Le parcours inclut trois semaines de formations complémentaires obligatoires, menant à l’obtention de cartes de compétences exigées par les employeurs, notamment en forage sous terre, travail en hauteur, travail à chaud, pont roulant, élingage, SIMDUT, secourisme, cadenassage et utilisation d’extincteurs.

« Le CFP de l’Estuaire inclut également des compétences numériques en recherche d’emploi afin d’outiller les diplômés et favoriser leurs démarches d’intégration ou de réintégration du marché du travail. Chez nous, ce volet est dispensé en collaboration avec le Carrefour jeunesse-emploi », ajoute Mme Lavoie.

Le forage au diamant n’est qu’un exemple parmi plusieurs formations rémunérées de courte durée offertes dans le secteur minier.

Ces programmes permettent d’obtenir un diplôme d’études professionnelles (DEP) ou une attestation d’études professionnelles (AEP) dans des métiers très recherchés, tels que le forage-dynamitage, le traitement du minerai, la mécanique mobile minière, la mécanique d’engins de chantier ainsi que l’opération de machineries lourdes.

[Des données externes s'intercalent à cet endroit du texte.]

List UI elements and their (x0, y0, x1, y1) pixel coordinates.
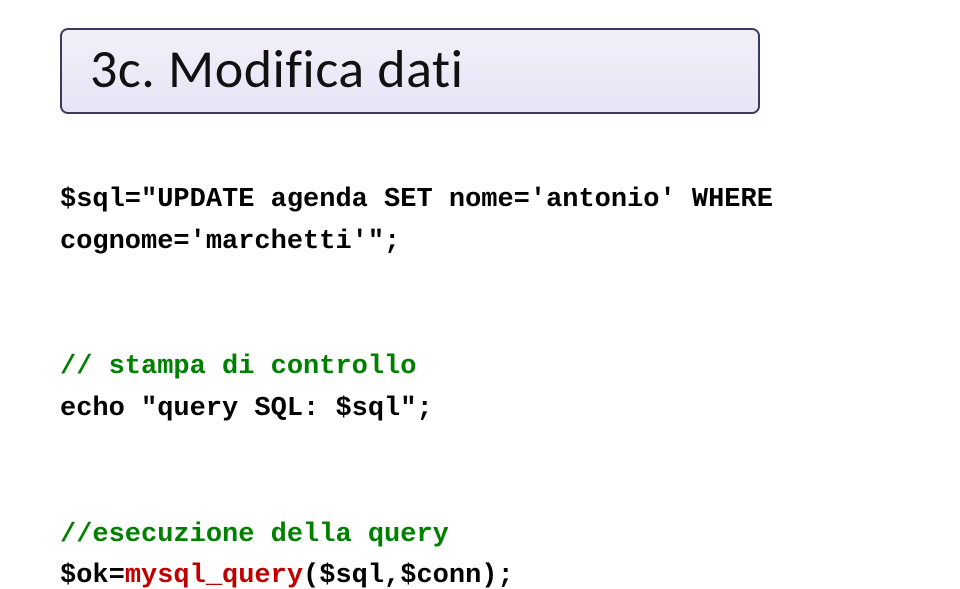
slide: 3c. Modifica dati $sql="UPDATE agenda SE… (0, 0, 960, 589)
code-line-1b: cognome='marchetti'"; (60, 227, 400, 257)
code-line-1a: $sql="UPDATE agenda SET nome='antonio' W… (60, 185, 773, 215)
code-line-3: echo "query SQL: $sql"; (60, 394, 433, 424)
title-box: 3c. Modifica dati (60, 28, 760, 114)
code-line-5c: ($sql,$conn); (303, 561, 514, 589)
code-comment-1: // stampa di controllo (60, 352, 416, 382)
code-comment-2: //esecuzione della query (60, 520, 449, 550)
code-line-5a: $ok= (60, 561, 125, 589)
code-block: $sql="UPDATE agenda SET nome='antonio' W… (60, 138, 900, 589)
slide-title: 3c. Modifica dati (90, 36, 464, 102)
code-func-mysql-query: mysql_query (125, 561, 303, 589)
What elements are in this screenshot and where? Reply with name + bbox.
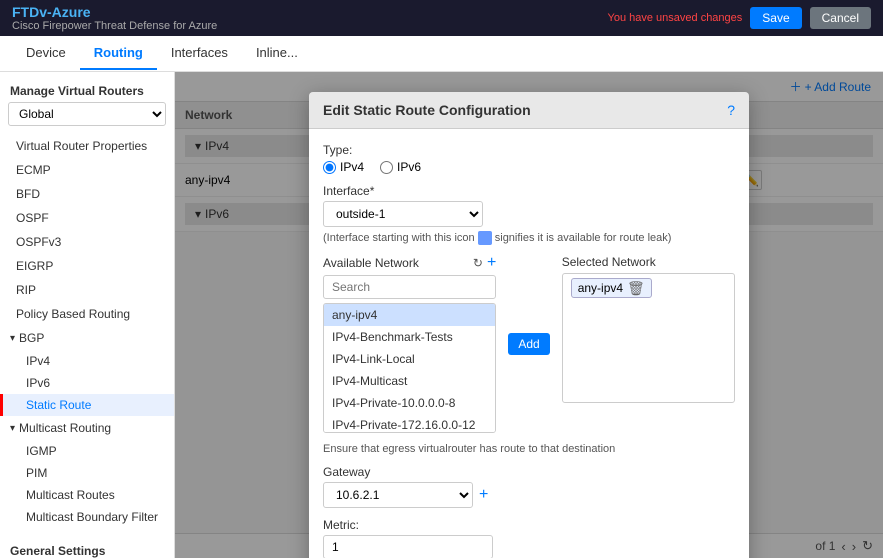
sidebar-child-ipv4[interactable]: IPv4 [0,350,174,372]
sidebar-item-eigrp[interactable]: EIGRP [0,254,174,278]
available-network-title: Available Network [323,256,419,270]
available-network-header: Available Network ↻ + [323,255,496,271]
sidebar-child-multicast-routes[interactable]: Multicast Routes [0,484,174,506]
type-label: Type: [323,143,735,157]
sidebar: Manage Virtual Routers Global Virtual Ro… [0,72,175,558]
interface-row: Interface* outside-1 (Interface starting… [323,184,735,245]
ensure-note: Ensure that egress virtualrouter has rou… [323,443,735,455]
edit-static-route-modal: Edit Static Route Configuration ? Type: … [309,92,749,558]
network-item-multicast[interactable]: IPv4-Multicast [324,370,495,392]
main-layout: Manage Virtual Routers Global Virtual Ro… [0,72,883,558]
unsaved-changes-msg: You have unsaved changes [608,12,743,24]
network-item-benchmark[interactable]: IPv4-Benchmark-Tests [324,326,495,348]
sidebar-item-ospfv3[interactable]: OSPFv3 [0,230,174,254]
ipv4-radio-label: IPv4 [340,160,364,174]
metric-label: Metric: [323,518,735,532]
sidebar-group-bgp[interactable]: ▾ BGP [0,326,174,350]
content-area: ＋ + Add Route Network Metric Tracked ▾ [175,72,883,558]
add-button-area: Add [508,255,549,433]
help-icon[interactable]: ? [727,102,735,118]
metric-input[interactable] [323,535,493,558]
tab-device[interactable]: Device [12,37,80,70]
sidebar-item-virtual-router-properties[interactable]: Virtual Router Properties [0,134,174,158]
gateway-select[interactable]: 10.6.2.1 [323,482,473,508]
bgp-caret-icon: ▾ [10,333,15,344]
nav-tabs: Device Routing Interfaces Inline... [0,36,883,72]
sidebar-child-ipv6[interactable]: IPv6 [0,372,174,394]
modal-header: Edit Static Route Configuration ? [309,92,749,129]
bgp-label: BGP [19,331,44,345]
selected-tag-label: any-ipv4 [578,281,623,295]
available-network-panel: Available Network ↻ + any-ipv4 IPv4-Benc… [323,255,496,433]
network-section: Available Network ↻ + any-ipv4 IPv4-Benc… [323,255,735,433]
add-to-selected-button[interactable]: Add [508,333,549,355]
network-search-input[interactable] [323,275,496,299]
tab-routing[interactable]: Routing [80,37,157,70]
multicast-caret-icon: ▾ [10,423,15,434]
modal-body: Type: IPv4 IPv6 [309,129,749,558]
network-item-private-10[interactable]: IPv4-Private-10.0.0.0-8 [324,392,495,414]
add-gateway-button[interactable]: + [479,486,488,504]
ipv6-radio-label: IPv6 [397,160,421,174]
gateway-controls: 10.6.2.1 + [323,482,735,508]
topbar-actions: You have unsaved changes Save Cancel [608,7,871,29]
sidebar-section-title: Manage Virtual Routers [0,78,174,102]
network-item-link-local[interactable]: IPv4-Link-Local [324,348,495,370]
sidebar-group-multicast[interactable]: ▾ Multicast Routing [0,416,174,440]
multicast-label: Multicast Routing [19,421,111,435]
sidebar-child-multicast-boundary-filter[interactable]: Multicast Boundary Filter [0,506,174,528]
network-item-private-172[interactable]: IPv4-Private-172.16.0.0-12 [324,414,495,433]
gateway-row: Gateway 10.6.2.1 + [323,465,735,508]
sidebar-item-ecmp[interactable]: ECMP [0,158,174,182]
app-title: FTDv-Azure [12,4,217,20]
selected-network-box: any-ipv4 🗑 [562,273,735,403]
app-branding: FTDv-Azure Cisco Firepower Threat Defens… [12,4,217,32]
sidebar-item-ospf[interactable]: OSPF [0,206,174,230]
cancel-top-button[interactable]: Cancel [810,7,871,29]
sidebar-child-igmp[interactable]: IGMP [0,440,174,462]
refresh-networks-button[interactable]: ↻ [473,255,483,271]
sidebar-child-pim[interactable]: PIM [0,462,174,484]
general-settings-title: General Settings [0,538,174,558]
modal-overlay: Edit Static Route Configuration ? Type: … [175,72,883,558]
available-network-actions: ↻ + [473,255,496,271]
interface-note: (Interface starting with this icon signi… [323,231,735,245]
selected-tag-any-ipv4: any-ipv4 🗑 [571,278,652,298]
virtual-router-dropdown[interactable]: Global [8,102,166,126]
type-radio-group: IPv4 IPv6 [323,160,735,174]
metric-row: Metric: (1 - 254) [323,518,735,558]
add-network-button[interactable]: + [487,255,496,271]
ipv4-radio[interactable] [323,161,336,174]
modal-title: Edit Static Route Configuration [323,102,531,118]
selected-network-title: Selected Network [562,255,656,269]
topbar: FTDv-Azure Cisco Firepower Threat Defens… [0,0,883,36]
app-subtitle: Cisco Firepower Threat Defense for Azure [12,20,217,32]
sidebar-child-static-route[interactable]: Static Route [0,394,174,416]
sidebar-item-policy-based-routing[interactable]: Policy Based Routing [0,302,174,326]
interface-label: Interface* [323,184,735,198]
sidebar-item-rip[interactable]: RIP [0,278,174,302]
type-row: Type: IPv4 IPv6 [323,143,735,174]
network-item-any-ipv4[interactable]: any-ipv4 [324,304,495,326]
ipv6-radio-option[interactable]: IPv6 [380,160,421,174]
selected-network-header: Selected Network [562,255,735,269]
gateway-label: Gateway [323,465,735,479]
network-list: any-ipv4 IPv4-Benchmark-Tests IPv4-Link-… [323,303,496,433]
tab-interfaces[interactable]: Interfaces [157,37,242,70]
remove-tag-button[interactable]: 🗑 [627,281,645,295]
tab-inline[interactable]: Inline... [242,37,312,70]
save-button[interactable]: Save [750,7,801,29]
ipv6-radio[interactable] [380,161,393,174]
ipv4-radio-option[interactable]: IPv4 [323,160,364,174]
sidebar-item-bfd[interactable]: BFD [0,182,174,206]
selected-network-panel: Selected Network any-ipv4 🗑 [562,255,735,433]
interface-select[interactable]: outside-1 [323,201,483,227]
route-leak-icon [478,231,492,245]
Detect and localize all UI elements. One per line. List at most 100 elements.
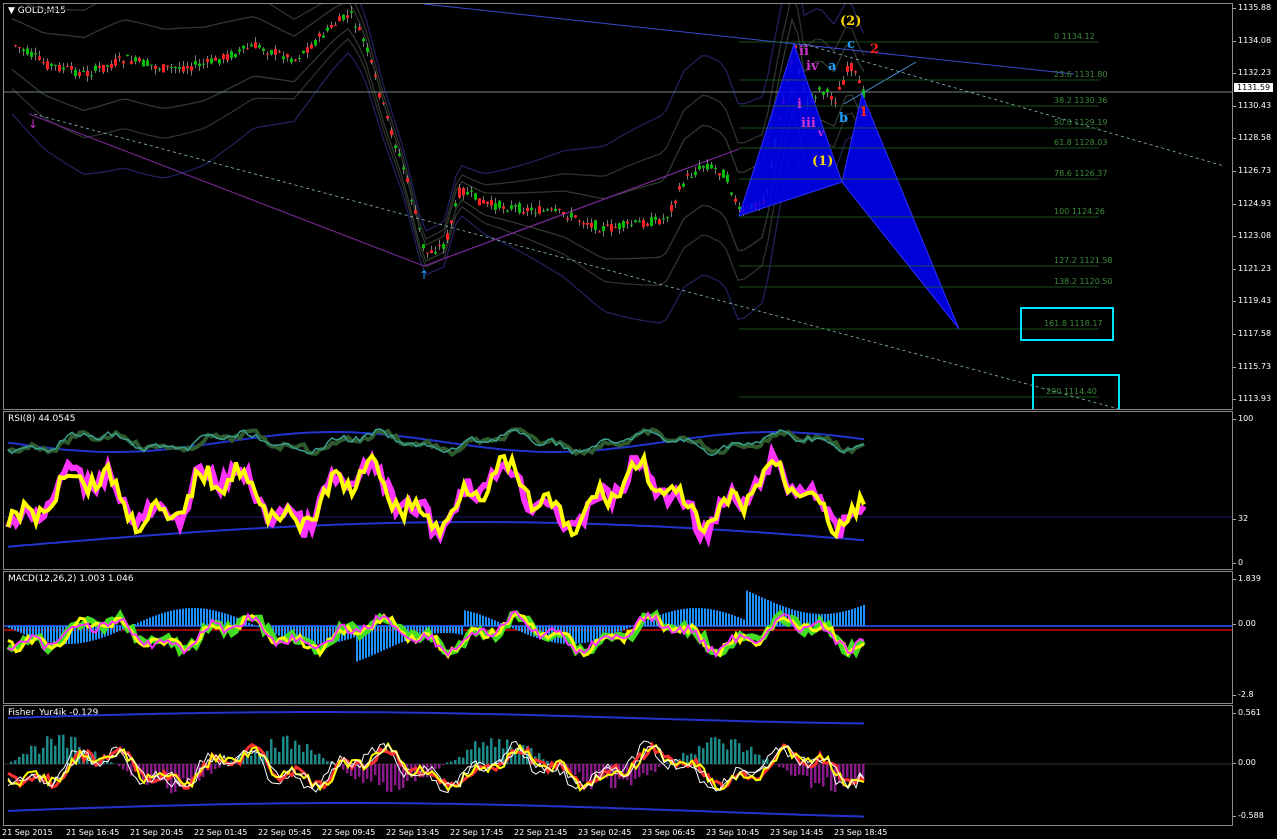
fisher-histogram-bar	[822, 764, 825, 787]
fisher-histogram-bar	[478, 747, 481, 764]
macd-histogram-bar	[14, 626, 16, 631]
fib-level-label: 78.6 1126.37	[1054, 169, 1108, 178]
envelope-band	[11, 27, 865, 262]
wave-label-2-major: (2)	[840, 14, 862, 29]
candle-body	[138, 58, 141, 62]
candle-body	[38, 56, 41, 60]
macd-histogram-bar	[170, 610, 172, 626]
candle-body	[282, 56, 285, 60]
candle-body	[534, 212, 537, 214]
rsi-panel[interactable]: RSI(8) 44.0545	[3, 411, 1233, 570]
macd-histogram-bar	[695, 608, 697, 626]
fisher-histogram-bar	[658, 764, 661, 767]
fisher-histogram-bar	[50, 738, 53, 764]
macd-histogram-bar	[206, 609, 208, 626]
candle-body	[694, 171, 697, 176]
candle-body	[150, 64, 153, 66]
candle-body	[402, 167, 405, 170]
macd-histogram-bar	[116, 626, 118, 633]
fisher-histogram-bar	[458, 756, 461, 764]
fisher-panel[interactable]: Fisher_Yur4ik -0.129	[3, 705, 1233, 826]
time-axis-tick: 22 Sep 01:45	[194, 828, 248, 837]
candle-body	[738, 206, 741, 210]
macd-histogram-bar	[152, 616, 154, 626]
candle-body	[86, 70, 89, 76]
price-chart-panel[interactable]: ▼ GOLD,M15 ↓ ↑ (2) (1) ii iv i iii v a b …	[3, 3, 1233, 410]
candle-body	[474, 193, 477, 200]
candle-body	[14, 45, 17, 47]
macd-histogram-bar	[491, 619, 493, 626]
wave-label-2-minor: 2	[870, 42, 880, 57]
fisher-histogram-bar	[466, 749, 469, 764]
candle-body	[454, 203, 457, 207]
macd-histogram-bar	[764, 598, 766, 626]
price-axis[interactable]: 1135.88 1134.08 1132.23 1130.43 1128.58 1126.…	[1232, 3, 1277, 410]
macd-histogram-bar	[626, 626, 628, 629]
macd-panel[interactable]: MACD(12,26,2) 1.003 1.046	[3, 571, 1233, 704]
macd-histogram-bar	[314, 626, 316, 644]
fisher-histogram-bar	[286, 735, 289, 764]
fisher-histogram-bar	[386, 764, 389, 792]
price-axis-tick: 1119.43	[1232, 296, 1272, 306]
time-axis-tick: 22 Sep 13:45	[386, 828, 440, 837]
candle-body	[226, 54, 229, 61]
macd-histogram-bar	[143, 620, 145, 626]
macd-axis: 1.839 0.00 -2.8	[1233, 571, 1277, 704]
fisher-axis-top: 0.561	[1233, 708, 1261, 717]
macd-histogram-bar	[392, 626, 394, 647]
macd-histogram-bar	[518, 626, 520, 632]
candle-body	[614, 227, 617, 229]
macd-histogram-bar	[182, 608, 184, 626]
candle-body	[214, 57, 217, 61]
candle-body	[102, 64, 105, 72]
candle-body	[350, 11, 353, 13]
candle-body	[174, 66, 177, 69]
target-box-161[interactable]	[1020, 307, 1114, 341]
candle-body	[410, 199, 413, 201]
candle-body	[854, 71, 857, 73]
macd-histogram-bar	[257, 626, 259, 627]
fisher-histogram-bar	[754, 754, 757, 764]
price-axis-tick: 1121.23	[1232, 263, 1272, 273]
macd-histogram-bar	[863, 604, 865, 626]
candle-body	[466, 192, 469, 195]
target-box-200[interactable]	[1032, 374, 1120, 409]
candle-body	[206, 58, 209, 62]
candle-body	[370, 60, 373, 63]
macd-histogram-bar	[746, 590, 748, 626]
macd-histogram-bar	[725, 612, 727, 626]
fisher-histogram-bar	[254, 752, 257, 764]
fisher-lower-band	[7, 802, 865, 818]
candle-body	[642, 219, 645, 228]
candle-body	[814, 97, 817, 99]
candle-body	[834, 102, 837, 104]
candle-body	[554, 208, 557, 212]
fisher-histogram-bar	[434, 764, 437, 769]
macd-histogram-bar	[755, 594, 757, 626]
candle-body	[70, 65, 73, 70]
time-axis[interactable]: 21 Sep 2015 21 Sep 16:45 21 Sep 20:45 22 Se…	[0, 826, 1234, 839]
macd-histogram-bar	[473, 612, 475, 626]
candle-body	[706, 164, 709, 170]
fisher-histogram-bar	[378, 764, 381, 786]
candle-body	[598, 231, 601, 233]
trend-line-lower-dotted	[33, 113, 1120, 409]
wave-label-v: v	[818, 128, 824, 139]
fisher-histogram-bar	[738, 743, 741, 764]
macd-axis-top: 1.839	[1233, 574, 1261, 583]
fisher-histogram-bar	[494, 746, 497, 764]
fisher-axis: 0.561 0.00 -0.588	[1233, 705, 1277, 826]
candle-body	[314, 39, 317, 46]
candle-body	[186, 66, 189, 69]
fisher-histogram-bar	[290, 748, 293, 764]
time-axis-tick: 23 Sep 10:45	[706, 828, 760, 837]
macd-histogram-bar	[53, 626, 55, 643]
macd-histogram-bar	[707, 608, 709, 626]
fisher-histogram-bar	[34, 746, 37, 764]
fisher-histogram-bar	[462, 757, 465, 764]
wave-label-1-minor: 1	[859, 105, 869, 120]
fisher-histogram-bar	[730, 739, 733, 764]
candle-body	[734, 198, 737, 202]
macd-histogram-bar	[665, 612, 667, 626]
candle-body	[506, 210, 509, 212]
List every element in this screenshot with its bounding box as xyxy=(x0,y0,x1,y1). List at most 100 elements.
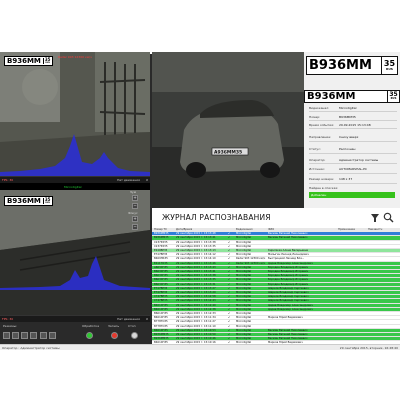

D’autres projets sont en cours ou en préparation. Une cohorte en conduite de machinerie lourde en voirie forestière est présentement offerte à Sept-Îles et regroupe 12 candidats autochtones. Une partie de la formation théorique y a même été donnée en langue innue.

« Nous démarrerons bientôt également une cohorte en opération d’équipement de production chez Alcoa en collaboration avec le Comité sectoriel de main-d’œuvre de l’industrie de la métallurgie avec 15 candidats et nous travaillons sur d’autres projets, notamment une formation en usinage », divulgue la porte-parole.

Devant la popularité du forage au diamant, le CFP de l’Estuaire envisage d’annualiser cette formation et d’offrir jusqu’à trois cohortes par année dans cette formule rémunérée.

« Bien que la rémunération y soit différente, les formations de courte durée en santé assorties de bourses, offertes par le CISSS, constituent un autre exemple de programmes qui suscitent un fort intérêt dans la région », souligne Patricia Lavoie.

Ces initiatives sont rendues possibles grâce au soutien financier du ministère de l’Emploi et de la Solidarité sociale et reposent sur une concertation étroite entre les établissements de formation et les acteurs de l’industrie minière, afin de répondre aux défis d’attraction et de développement de la main-d’œuvre sur la Côte-Nord.